In S. v. Edwards, 126 N.C. 1055, the Court dismissed the motion as a well-settled matter, merely saying that "such motions are not entertained in criminal cases, as has been often held."Summary of this case from State v. Lilliston
(Decided 10 April, 1900.)
Murder — Lost Papers — Insufficient Evidence — New Trial.
1. Where material evidence taken on the trial and directed to be sent up as a part of the case has become lost and can not be found, a new trial will be ordered.
2. The exception that the evidence is insufficient to warrant a conviction, should be taken before verdict.
INDICTMENT for murder of John Thomas, tried before Bryan, J., at September Special Term, 1899, of LENOIR.
Attorney-General and Brown Shepherd for the State.
T. C. Wooten for defendants.
The prisoners were convicted of murder in the second degree, and appealed from the judgment pronounced. Huggins afterwards withdrew his appeal. The other two, Pittman and Johnson, took the exception that the evidence would not warrant their conviction. His Honor refused to so hold, but in settling the case for the Supreme Court (1056) directed the evidence to be certified and embraced in the transcript, which was not done in consequence of its having become lost and unable to be found.
The prisoners, Johnson and Pittman, appeal from a conviction of murder in the second degree. The only question presented is as to whether there was any evidence as to them to go to the jury. The judge ordered the evidence to be sent up as a part of the case on appeal, but by the almost criminal carelessness of some one, it has been lost, and the county of Lenoir will be put to the expense of another trial, which must be granted. Ritter v. Grimm, 114 N.C. 373; Clemmons v. Archbell, 107 N.C. 653; S. v. Parks, ibid., 821; Owens v. Paxton, 106 N.C. 480. When court papers are thus lost the matter should, in every instance, be rigidly investigated, and the responsibility fixed.
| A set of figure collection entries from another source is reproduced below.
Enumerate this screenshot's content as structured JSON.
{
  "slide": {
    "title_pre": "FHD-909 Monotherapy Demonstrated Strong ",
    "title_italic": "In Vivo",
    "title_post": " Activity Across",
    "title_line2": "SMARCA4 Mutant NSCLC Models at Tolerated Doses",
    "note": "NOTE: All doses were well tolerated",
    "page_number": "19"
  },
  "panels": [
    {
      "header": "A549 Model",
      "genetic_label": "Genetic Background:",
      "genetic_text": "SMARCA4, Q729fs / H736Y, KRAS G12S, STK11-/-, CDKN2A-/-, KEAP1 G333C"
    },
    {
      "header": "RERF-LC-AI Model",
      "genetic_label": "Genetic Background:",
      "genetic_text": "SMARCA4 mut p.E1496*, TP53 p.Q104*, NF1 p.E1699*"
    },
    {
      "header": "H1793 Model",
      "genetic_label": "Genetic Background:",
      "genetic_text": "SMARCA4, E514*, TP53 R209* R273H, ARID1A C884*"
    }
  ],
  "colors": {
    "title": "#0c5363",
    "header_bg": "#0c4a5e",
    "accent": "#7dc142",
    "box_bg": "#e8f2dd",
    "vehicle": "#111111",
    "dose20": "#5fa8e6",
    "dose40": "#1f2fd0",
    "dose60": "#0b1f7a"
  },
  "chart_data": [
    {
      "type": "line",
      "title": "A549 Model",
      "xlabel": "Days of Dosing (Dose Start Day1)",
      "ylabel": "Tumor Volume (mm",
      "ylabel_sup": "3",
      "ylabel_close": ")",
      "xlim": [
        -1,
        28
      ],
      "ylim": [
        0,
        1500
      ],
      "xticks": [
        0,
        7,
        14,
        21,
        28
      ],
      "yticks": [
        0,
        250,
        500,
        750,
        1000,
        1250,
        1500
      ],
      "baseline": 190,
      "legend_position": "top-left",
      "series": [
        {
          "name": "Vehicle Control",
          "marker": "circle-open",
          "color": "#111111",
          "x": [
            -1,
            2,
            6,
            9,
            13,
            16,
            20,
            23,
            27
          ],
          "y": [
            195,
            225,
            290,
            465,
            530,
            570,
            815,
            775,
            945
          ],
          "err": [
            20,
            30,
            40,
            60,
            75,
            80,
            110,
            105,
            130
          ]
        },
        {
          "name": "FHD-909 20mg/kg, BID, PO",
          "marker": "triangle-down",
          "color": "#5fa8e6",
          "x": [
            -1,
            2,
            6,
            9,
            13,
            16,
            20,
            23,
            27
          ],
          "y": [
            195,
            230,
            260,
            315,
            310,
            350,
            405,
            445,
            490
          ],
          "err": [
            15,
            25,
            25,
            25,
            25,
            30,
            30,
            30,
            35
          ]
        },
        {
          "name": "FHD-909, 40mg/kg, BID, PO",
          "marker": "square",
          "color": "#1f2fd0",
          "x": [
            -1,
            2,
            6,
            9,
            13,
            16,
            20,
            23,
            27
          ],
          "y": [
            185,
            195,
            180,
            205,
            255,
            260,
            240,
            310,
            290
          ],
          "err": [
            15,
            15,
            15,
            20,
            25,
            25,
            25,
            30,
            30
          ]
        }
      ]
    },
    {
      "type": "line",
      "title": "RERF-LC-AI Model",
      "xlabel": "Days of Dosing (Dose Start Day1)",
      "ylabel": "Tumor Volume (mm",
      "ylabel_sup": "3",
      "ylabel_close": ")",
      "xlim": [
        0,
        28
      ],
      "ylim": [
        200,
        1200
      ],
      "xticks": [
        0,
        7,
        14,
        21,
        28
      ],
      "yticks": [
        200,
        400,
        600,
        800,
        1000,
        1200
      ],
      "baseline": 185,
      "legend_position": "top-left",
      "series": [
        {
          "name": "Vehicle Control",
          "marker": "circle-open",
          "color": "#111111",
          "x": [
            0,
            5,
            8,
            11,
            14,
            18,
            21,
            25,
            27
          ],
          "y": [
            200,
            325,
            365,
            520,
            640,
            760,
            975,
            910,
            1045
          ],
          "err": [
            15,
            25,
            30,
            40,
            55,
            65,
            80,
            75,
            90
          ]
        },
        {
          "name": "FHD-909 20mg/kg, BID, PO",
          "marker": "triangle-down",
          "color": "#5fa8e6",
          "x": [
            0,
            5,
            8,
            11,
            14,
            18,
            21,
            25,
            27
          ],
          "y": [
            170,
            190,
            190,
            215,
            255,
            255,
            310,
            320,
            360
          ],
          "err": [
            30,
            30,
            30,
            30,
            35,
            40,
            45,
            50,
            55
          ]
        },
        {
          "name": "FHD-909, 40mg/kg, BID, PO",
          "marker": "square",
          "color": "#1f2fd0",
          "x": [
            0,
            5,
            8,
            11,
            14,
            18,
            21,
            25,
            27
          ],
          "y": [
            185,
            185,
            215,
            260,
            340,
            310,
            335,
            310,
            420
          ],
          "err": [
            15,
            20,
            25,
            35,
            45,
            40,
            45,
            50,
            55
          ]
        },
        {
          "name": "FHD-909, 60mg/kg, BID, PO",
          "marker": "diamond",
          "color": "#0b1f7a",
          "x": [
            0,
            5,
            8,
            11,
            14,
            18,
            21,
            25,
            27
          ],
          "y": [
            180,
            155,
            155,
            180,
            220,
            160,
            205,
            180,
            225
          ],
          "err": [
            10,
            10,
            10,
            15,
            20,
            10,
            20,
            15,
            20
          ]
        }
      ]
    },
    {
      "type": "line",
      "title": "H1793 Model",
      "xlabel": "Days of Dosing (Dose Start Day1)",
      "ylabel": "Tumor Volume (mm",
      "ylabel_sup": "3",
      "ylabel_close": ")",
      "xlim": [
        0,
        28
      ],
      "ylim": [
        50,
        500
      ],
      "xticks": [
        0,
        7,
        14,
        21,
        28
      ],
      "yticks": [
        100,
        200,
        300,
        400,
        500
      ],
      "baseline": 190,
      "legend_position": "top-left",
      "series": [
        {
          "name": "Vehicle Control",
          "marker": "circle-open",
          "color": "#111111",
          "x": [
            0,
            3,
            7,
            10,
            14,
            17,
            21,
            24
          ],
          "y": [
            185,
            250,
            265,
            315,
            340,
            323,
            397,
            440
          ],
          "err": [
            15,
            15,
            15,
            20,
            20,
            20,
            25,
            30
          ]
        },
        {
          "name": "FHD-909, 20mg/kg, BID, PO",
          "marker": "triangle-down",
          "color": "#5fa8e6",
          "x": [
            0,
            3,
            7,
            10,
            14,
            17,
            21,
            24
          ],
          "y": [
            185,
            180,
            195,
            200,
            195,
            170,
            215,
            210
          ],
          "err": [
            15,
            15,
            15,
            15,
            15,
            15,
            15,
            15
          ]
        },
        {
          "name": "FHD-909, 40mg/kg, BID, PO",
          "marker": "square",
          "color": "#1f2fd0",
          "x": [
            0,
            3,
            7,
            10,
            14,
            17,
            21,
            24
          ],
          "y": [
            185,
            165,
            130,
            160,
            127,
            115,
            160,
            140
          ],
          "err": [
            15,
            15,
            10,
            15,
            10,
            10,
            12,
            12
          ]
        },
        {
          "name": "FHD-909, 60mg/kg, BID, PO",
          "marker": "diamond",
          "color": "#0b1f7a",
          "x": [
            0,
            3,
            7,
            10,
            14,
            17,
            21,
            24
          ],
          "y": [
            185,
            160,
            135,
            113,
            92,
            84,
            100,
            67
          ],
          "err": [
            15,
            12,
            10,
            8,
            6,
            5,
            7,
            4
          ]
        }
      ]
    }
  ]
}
The case on appeal does not clearly show that the exception that there was not sufficient evidence to go to the jury was taken before verdict. If it was not, the exception could not be considered, and the failure to send up the evidence would be immaterial, so far as the appeal is concerned. This has been well settled. S. v. Harris, 120 N.C. 577, and numerous cases there cited; S. v. Wilson, 121 N.C. 650. But the Attorney-General, from the nature of this case, and following the precedent set by his predecessor in S. v. Wilcox, 118 N.C. 1131, consents that the exception may be treated as having been made before verdict.